The first thing that I would do would be to make a commitment to working through this problem.  Decide how much time your bird usually demands out of you and cut it in half.  Half the time, you still give your bird the one on one attention he needs and craves.  The other half the time, birdie is going to have to fend for himself.  Make sure there are plenty of toys and even try playing with him.  Make sure he has plenty of food and water.  Plop his little feathered behind on a play gym and occupy yourself with something else.  If he flies over to you, return him (I personally have a ground rule with my guys that if I place you on a playstand, you stay there until I come get you.  Although its cute to have your bird seek you out, its unsafe when there are people walking through and rather annoying when you are trying to vacuum or clean cages and they come crawling up your leg.)  If he screams, ignore him.  He has toys, he has food, he has water, he is perfectly capable of entertaining himself for a half an hour. 

Breaking this habit can go as quickly or as slowly as your fid will allow.  Some birds give in easy, figure they better entertain themselves, and have at it.  Others scream relentlessly, exhaust themselves trying to come and see you, and make the whole ordeal into a much bigger affair than it is.  When your bird seems to be content, finds something constructive to do, or just isn’t throwing a temper tantrum, reward.  A pet on the head, a ‘Good Birdie!” or maybe just a favorite treat.  The goal is to make being independent fun, exciting, and easily within their grasp.

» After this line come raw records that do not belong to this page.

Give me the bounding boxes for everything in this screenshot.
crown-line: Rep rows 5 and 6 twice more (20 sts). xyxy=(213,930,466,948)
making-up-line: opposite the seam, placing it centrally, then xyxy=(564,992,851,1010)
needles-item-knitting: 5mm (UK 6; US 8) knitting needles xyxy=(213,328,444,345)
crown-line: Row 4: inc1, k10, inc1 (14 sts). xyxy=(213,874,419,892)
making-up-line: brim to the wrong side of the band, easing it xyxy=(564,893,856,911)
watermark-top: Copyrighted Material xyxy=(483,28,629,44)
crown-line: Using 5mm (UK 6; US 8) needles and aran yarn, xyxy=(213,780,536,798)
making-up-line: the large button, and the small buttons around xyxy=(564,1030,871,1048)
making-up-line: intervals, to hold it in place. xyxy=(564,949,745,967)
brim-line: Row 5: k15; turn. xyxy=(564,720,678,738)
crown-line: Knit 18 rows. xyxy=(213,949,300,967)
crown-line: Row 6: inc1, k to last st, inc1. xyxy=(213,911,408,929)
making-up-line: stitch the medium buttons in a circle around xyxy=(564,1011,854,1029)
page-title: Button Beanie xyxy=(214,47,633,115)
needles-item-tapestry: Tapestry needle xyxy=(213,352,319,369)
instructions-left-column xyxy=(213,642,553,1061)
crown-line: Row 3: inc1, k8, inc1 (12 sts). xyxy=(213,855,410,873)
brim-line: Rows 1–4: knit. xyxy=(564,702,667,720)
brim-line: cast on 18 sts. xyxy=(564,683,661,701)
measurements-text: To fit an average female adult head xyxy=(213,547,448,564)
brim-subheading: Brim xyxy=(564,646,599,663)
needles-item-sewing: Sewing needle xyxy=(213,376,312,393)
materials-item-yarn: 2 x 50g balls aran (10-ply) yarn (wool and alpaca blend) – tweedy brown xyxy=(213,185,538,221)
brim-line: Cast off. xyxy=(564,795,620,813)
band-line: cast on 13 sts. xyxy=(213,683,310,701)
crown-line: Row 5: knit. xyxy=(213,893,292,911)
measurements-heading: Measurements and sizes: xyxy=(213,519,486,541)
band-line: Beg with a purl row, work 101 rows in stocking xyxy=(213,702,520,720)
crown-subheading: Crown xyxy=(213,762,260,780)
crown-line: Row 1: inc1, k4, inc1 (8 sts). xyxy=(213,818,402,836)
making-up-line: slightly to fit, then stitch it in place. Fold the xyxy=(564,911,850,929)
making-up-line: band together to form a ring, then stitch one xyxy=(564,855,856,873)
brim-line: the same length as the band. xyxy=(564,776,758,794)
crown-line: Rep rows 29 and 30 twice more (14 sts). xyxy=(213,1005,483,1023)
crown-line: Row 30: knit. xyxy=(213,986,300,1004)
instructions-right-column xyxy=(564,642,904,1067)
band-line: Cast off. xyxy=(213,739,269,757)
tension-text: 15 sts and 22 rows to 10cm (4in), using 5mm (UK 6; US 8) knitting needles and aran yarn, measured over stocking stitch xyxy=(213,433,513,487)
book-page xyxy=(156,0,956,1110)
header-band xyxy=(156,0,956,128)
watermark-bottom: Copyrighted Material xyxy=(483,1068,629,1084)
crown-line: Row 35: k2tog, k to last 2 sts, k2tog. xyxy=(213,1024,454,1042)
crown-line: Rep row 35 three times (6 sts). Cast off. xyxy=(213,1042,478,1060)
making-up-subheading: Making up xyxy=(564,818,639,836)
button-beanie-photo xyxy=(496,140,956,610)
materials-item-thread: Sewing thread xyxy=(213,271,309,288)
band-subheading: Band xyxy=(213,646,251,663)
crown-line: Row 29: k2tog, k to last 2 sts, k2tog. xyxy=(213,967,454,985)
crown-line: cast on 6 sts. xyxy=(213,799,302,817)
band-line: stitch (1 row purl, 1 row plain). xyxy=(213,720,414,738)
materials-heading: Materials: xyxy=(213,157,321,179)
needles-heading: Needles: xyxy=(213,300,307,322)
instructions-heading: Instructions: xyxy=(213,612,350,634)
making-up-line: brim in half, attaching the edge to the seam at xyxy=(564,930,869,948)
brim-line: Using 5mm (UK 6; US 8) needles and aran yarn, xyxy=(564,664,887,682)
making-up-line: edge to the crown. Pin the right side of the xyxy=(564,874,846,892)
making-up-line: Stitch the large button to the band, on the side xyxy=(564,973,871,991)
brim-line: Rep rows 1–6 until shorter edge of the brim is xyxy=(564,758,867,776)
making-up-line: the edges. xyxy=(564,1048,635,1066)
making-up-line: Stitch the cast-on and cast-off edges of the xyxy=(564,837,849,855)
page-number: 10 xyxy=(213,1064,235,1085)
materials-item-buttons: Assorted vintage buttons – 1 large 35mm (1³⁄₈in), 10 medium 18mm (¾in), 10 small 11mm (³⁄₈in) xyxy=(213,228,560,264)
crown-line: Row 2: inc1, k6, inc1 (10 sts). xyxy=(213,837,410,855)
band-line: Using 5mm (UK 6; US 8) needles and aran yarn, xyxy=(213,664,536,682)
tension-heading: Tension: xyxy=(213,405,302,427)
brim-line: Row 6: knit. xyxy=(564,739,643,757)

Understand going into this that some birds may never play with the toy that you spent $20 on.  May birds will figure out what toys are and play with them, and its a lot easier when they do.  But some just really aren’t into playing.  The goal here is really not to get your parrot to play, but to get your parrot to be independent when left on their own. 

I also would recommend anyone having trouble with a clingy parrot to do some trick training.  Teaching your bird tricks is a great way to strengthen the bond in a healthy way.  By giving your parrot a job to do and rewarding when they do good, they are learning to trust themselves and be a little more confident in themselves.  You are also defining that hairline distance that a parrot and owner need so the bird understands you are in charge (you make the rules, and they are to listen to them, aka stay on the playstand!) and allows you to build the necessary boundaries to keep a safe and happy bird.

Although parrots are not like dogs and do not look up to an alpha, in any animal there is always a more dominant one.  The nice thing about parrots is that it doesn’t take much for them to understand that they need to listen to your rules, as long as you are willing to place the boundaries!